I tried to carry as much of the heavy stuff as possible—tons of vegetable waste to the street for pickup, dozens of bags of mulch—because I worried a little about his health. I’d seen contraptions in the house—an over-breather for sleep apnea; the traction device he’d built to stretch his back: a gallon water jug hanging from a pulley screwed into the ceiling over a wing chair, with a noose for his neck.
I knew from John’s writing and then from his gardening that he had a temper. I didn’t want any heart attacks or injuries, mine included. One morning he’d been trying to translate medieval Vietnamese poems but was interrupted by phone calls and then by our appointed time for yard work. It was as hot as it gets in South Florida in the summer and humid enough for prickly heat to develop under your wet shirt. John got trapped in a patch of bamboo he was trying to remove, which was all wrapped in kudzu. In his rage he blindly waved a little chainsaw, like a smoky light saber, over and around his head, bringing stalks and vines crashing down on himself. (I flatter myself to think that if I’d been there to help remove the massive steel hurricane shutters I’d helped him install, his finger wouldn’t have been broken when the stripped bolt refused to come out. “A boxer’s break,” his doctor told him, so I can imagine what happened.)
We took breaks for iced tea or water under the banyan tree out back. I had questions I wanted to ask John. He’d written that many of his colleagues at another university had thought he should get off the “Vietnam stuff.” I’d been around our English department long enough to figure that most there would think similarly.

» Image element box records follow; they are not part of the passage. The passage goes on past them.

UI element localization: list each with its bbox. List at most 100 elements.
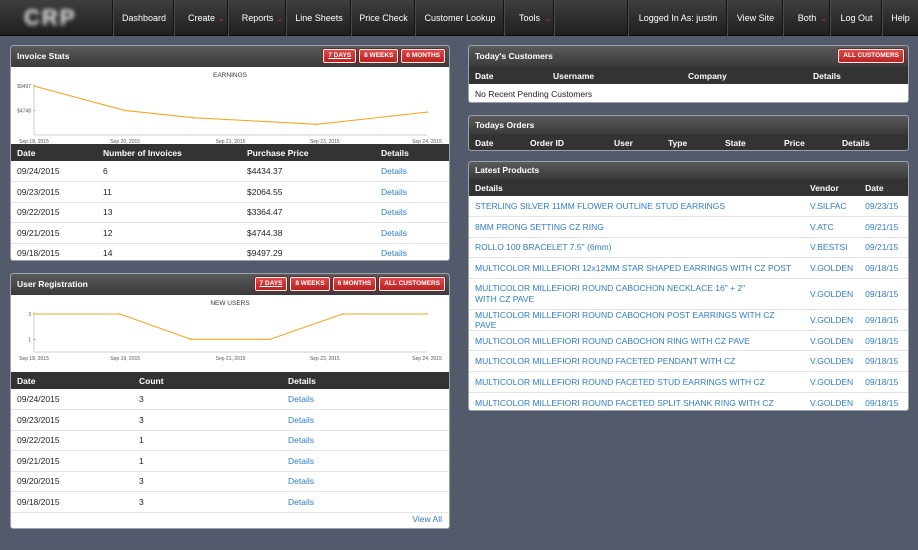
nav-both[interactable]: Both ⌄ (783, 0, 830, 36)
invoice-table: Date Number of Invoices Purchase Price D… (11, 144, 449, 260)
date-link[interactable]: 09/18/15 (865, 356, 898, 366)
vendor-link[interactable]: V.GOLDEN (810, 356, 853, 366)
all-customers-button[interactable]: ALL CUSTOMERS (378, 276, 446, 292)
6-months-button[interactable]: 6 MONTHS (331, 276, 378, 292)
table-row: 09/18/2015 3 Details (11, 491, 449, 513)
product-link[interactable]: MULTICOLOR MILLEFIORI ROUND FACETED SPLI… (475, 398, 774, 408)
details-link[interactable]: Details (381, 248, 407, 258)
product-link[interactable]: MULTICOLOR MILLEFIORI ROUND FACETED PEND… (475, 356, 735, 366)
date-link[interactable]: 09/18/15 (865, 263, 898, 273)
nav-price-check[interactable]: Price Check (351, 0, 415, 36)
details-link[interactable]: Details (288, 435, 314, 445)
nav-dashboard[interactable]: Dashboard (113, 0, 174, 36)
product-link[interactable]: MULTICOLOR MILLEFIORI ROUND CABOCHON POS… (475, 310, 775, 330)
nav-tools[interactable]: Tools ⌄ (504, 0, 554, 36)
product-link[interactable]: MULTICOLOR MILLEFIORI ROUND FACETED STUD… (475, 377, 765, 387)
column-header: Purchase Price (241, 144, 375, 161)
product-link[interactable]: MULTICOLOR MILLEFIORI 12x12MM STAR SHAPE… (475, 263, 791, 273)
date-link[interactable]: 09/18/15 (865, 289, 898, 299)
vendor-link[interactable]: V.GOLDEN (810, 315, 853, 325)
vendor-link[interactable]: V.GOLDEN (810, 289, 853, 299)
x-tick-label: Sep 21, 2015 (216, 139, 246, 144)
product-link[interactable]: MULTICOLOR MILLEFIORI ROUND CABOCHON NEC… (475, 283, 745, 304)
date-link[interactable]: 09/21/15 (865, 242, 898, 252)
8-weeks-button[interactable]: 8 WEEKS (358, 48, 400, 64)
view-all-link[interactable]: View All (412, 514, 442, 524)
data-point (124, 109, 127, 112)
vendor-link[interactable]: V.GOLDEN (810, 263, 853, 273)
nav-label: Price Check (359, 13, 408, 23)
product-link[interactable]: MULTICOLOR MILLEFIORI ROUND CABOCHON RIN… (475, 336, 750, 346)
details-link[interactable]: Details (381, 187, 407, 197)
nav-logged-in-user[interactable]: Logged In As: justin (628, 0, 727, 36)
date-link[interactable]: 09/18/15 (865, 336, 898, 346)
series-line (34, 313, 427, 340)
date-link[interactable]: 09/23/15 (865, 201, 898, 211)
logo[interactable]: CRP (24, 7, 98, 29)
nav-help[interactable]: Help (882, 0, 918, 36)
product-link[interactable]: ROLLO 100 BRACELET 7.5" (6mm) (475, 242, 612, 252)
nav-create[interactable]: Create ⌄ (174, 0, 228, 36)
x-tick-label: Sep 23, 2015 (310, 356, 340, 362)
7-days-button[interactable]: 7 DAYS (253, 276, 289, 292)
orders-table: Date Order ID User Type State Price Deta… (469, 134, 908, 150)
cell-price: $3364.47 (241, 202, 375, 223)
data-point (316, 123, 318, 126)
details-link[interactable]: Details (288, 456, 314, 466)
table-row: MULTICOLOR MILLEFIORI ROUND CABOCHON POS… (469, 309, 908, 331)
vendor-link[interactable]: V.GOLDEN (810, 377, 853, 387)
cell-price: $4744.38 (241, 222, 375, 244)
table-header-row: Date Number of Invoices Purchase Price D… (11, 144, 449, 161)
cell-count: 3 (133, 409, 282, 431)
date-link[interactable]: 09/18/15 (865, 398, 898, 408)
x-tick-label: Sep 24, 2015 (412, 356, 442, 362)
cell-date: 09/18/2015 (11, 491, 133, 513)
vendor-link[interactable]: V.GOLDEN (810, 398, 853, 408)
details-link[interactable]: Details (381, 207, 407, 217)
panel-title: Invoice Stats (17, 51, 70, 61)
chevron-down-icon: ⌄ (218, 14, 225, 23)
top-nav: CRP Dashboard Create ⌄ Reports ⌄ Line Sh… (0, 0, 918, 36)
table-row: ROLLO 100 BRACELET 7.5" (6mm) V.BESTSI 0… (469, 237, 908, 259)
nav-label: Logged In As: justin (638, 13, 718, 23)
nav-customer-lookup[interactable]: Customer Lookup (415, 0, 504, 36)
details-link[interactable]: Details (288, 415, 314, 425)
product-link[interactable]: STERLING SILVER 11MM FLOWER OUTLINE STUD… (475, 201, 725, 211)
7-days-button[interactable]: 7 DAYS (322, 48, 358, 64)
all-customers-button[interactable]: ALL CUSTOMERS (837, 48, 905, 64)
nav-log-out[interactable]: Log Out (830, 0, 882, 36)
customers-table: Date Username Company Details No Recent … (469, 67, 908, 102)
nav-label: Tools (518, 13, 540, 23)
8-weeks-button[interactable]: 8 WEEKS (289, 276, 331, 292)
panel-title: Today's Customers (475, 51, 553, 61)
product-link[interactable]: 8MM PRONG SETTING CZ RING (475, 222, 604, 232)
nav-view-site[interactable]: View Site (727, 0, 783, 36)
cell-count: 12 (97, 222, 241, 244)
date-link[interactable]: 09/21/15 (865, 222, 898, 232)
table-row: 09/22/2015 13 $3364.47 Details (11, 202, 449, 223)
table-row: MULTICOLOR MILLEFIORI ROUND FACETED SPLI… (469, 392, 908, 410)
date-link[interactable]: 09/18/15 (865, 315, 898, 325)
vendor-link[interactable]: V.SILFAC (810, 201, 847, 211)
table-row: MULTICOLOR MILLEFIORI ROUND CABOCHON RIN… (469, 330, 908, 352)
y-tick-label: 3 (28, 312, 31, 318)
vendor-link[interactable]: V.ATC (810, 222, 834, 232)
details-link[interactable]: Details (381, 166, 407, 176)
details-link[interactable]: Details (381, 228, 407, 238)
table-row: 09/18/2015 14 $9497.29 Details (11, 243, 449, 260)
table-row: No Recent Pending Customers (469, 84, 908, 102)
series-line (33, 85, 428, 125)
panel-header: Today's Customers ALL CUSTOMERS (469, 46, 908, 67)
date-link[interactable]: 09/18/15 (865, 377, 898, 387)
column-header: Date (469, 67, 547, 84)
6-months-button[interactable]: 6 MONTHS (400, 48, 446, 64)
details-link[interactable]: Details (288, 394, 314, 404)
vendor-link[interactable]: V.BESTSI (810, 242, 847, 252)
column-header: Details (282, 372, 449, 389)
details-link[interactable]: Details (288, 497, 314, 507)
details-link[interactable]: Details (288, 476, 314, 486)
nav-label: Line Sheets (295, 13, 343, 23)
nav-reports[interactable]: Reports ⌄ (228, 0, 286, 36)
nav-line-sheets[interactable]: Line Sheets (286, 0, 351, 36)
vendor-link[interactable]: V.GOLDEN (810, 336, 853, 346)
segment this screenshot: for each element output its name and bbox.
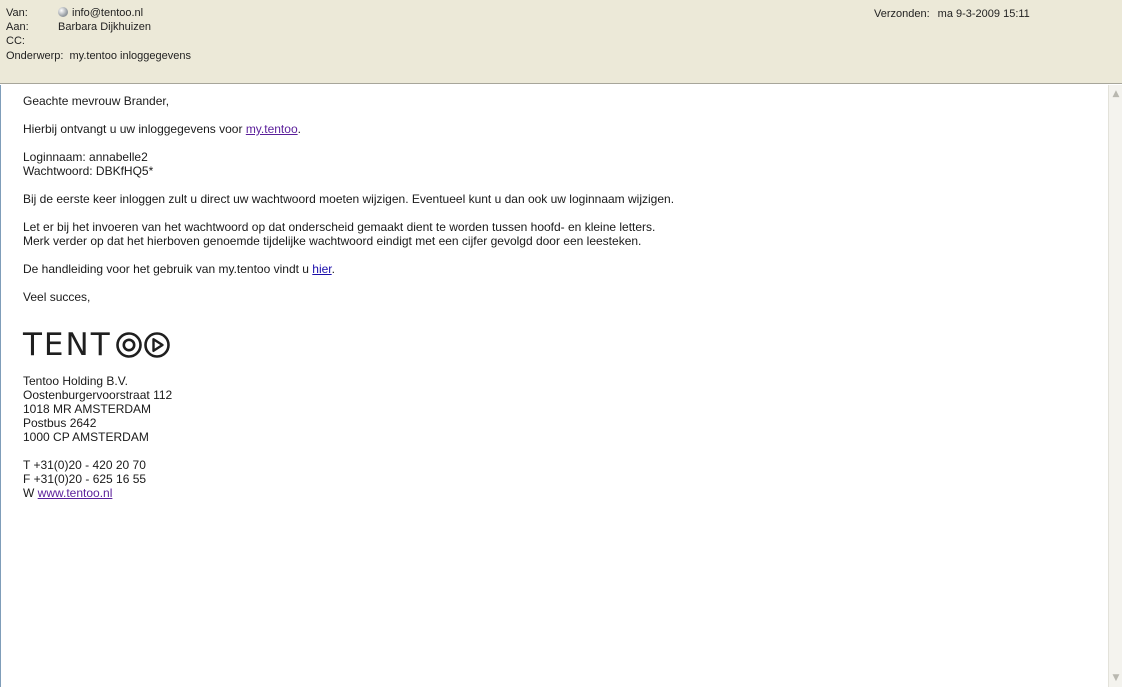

He wrote in his memoir that, after Vietnam, those friends now gone “became more real and dear to me than anyone I could meet as I now re-endeavored as an academic.” There was something in the best literature that was also like loneliness, and I didn’t ask. One doesn’t question former teachers too closely, for what final lesson might be taught.
I’d been working for him a year before he raised himself off his lawn chair, looked me in the eyes, and farted loudly. I knew then everything would work out. Often he read stories I’d written and encouraged me by saying that all I needed to finish them were endings. He or Lonnie, his wife, always made us lunch, sushi or sandwiches, with cold beer. John had to find a beach towel to protect the dining chair from my sweat; now that I was back in shape, it poured out so copiously that it was still just water and had no smell. As I left each afternoon, John often gave me more money than we’d agreed on, or insisted I take a large bill because it was all he had. When I tried to give him change the next time, he denied he’d overpaid.
Later he said he hated caring for that garden but that it was good we did all that work, because it brought a better price for the house. I didn’t hate it. (Okay, I hated pulling spider grass from the driveway, since I could never get all the roots, and it grew back immediately.) I looked forward to the labor and direct contact with nature. Both took my mind off my problems, and I left happily sunburned and abraded, with blisters, grass cuts, irritated skin, thorns embedded in my fingers, sore muscles, and an aching back. I thought, as I showered and put on dry clothes, that William Carlos Williams’s “no ideas but in things” could be extended to mean, “No sanity but in the physical world.”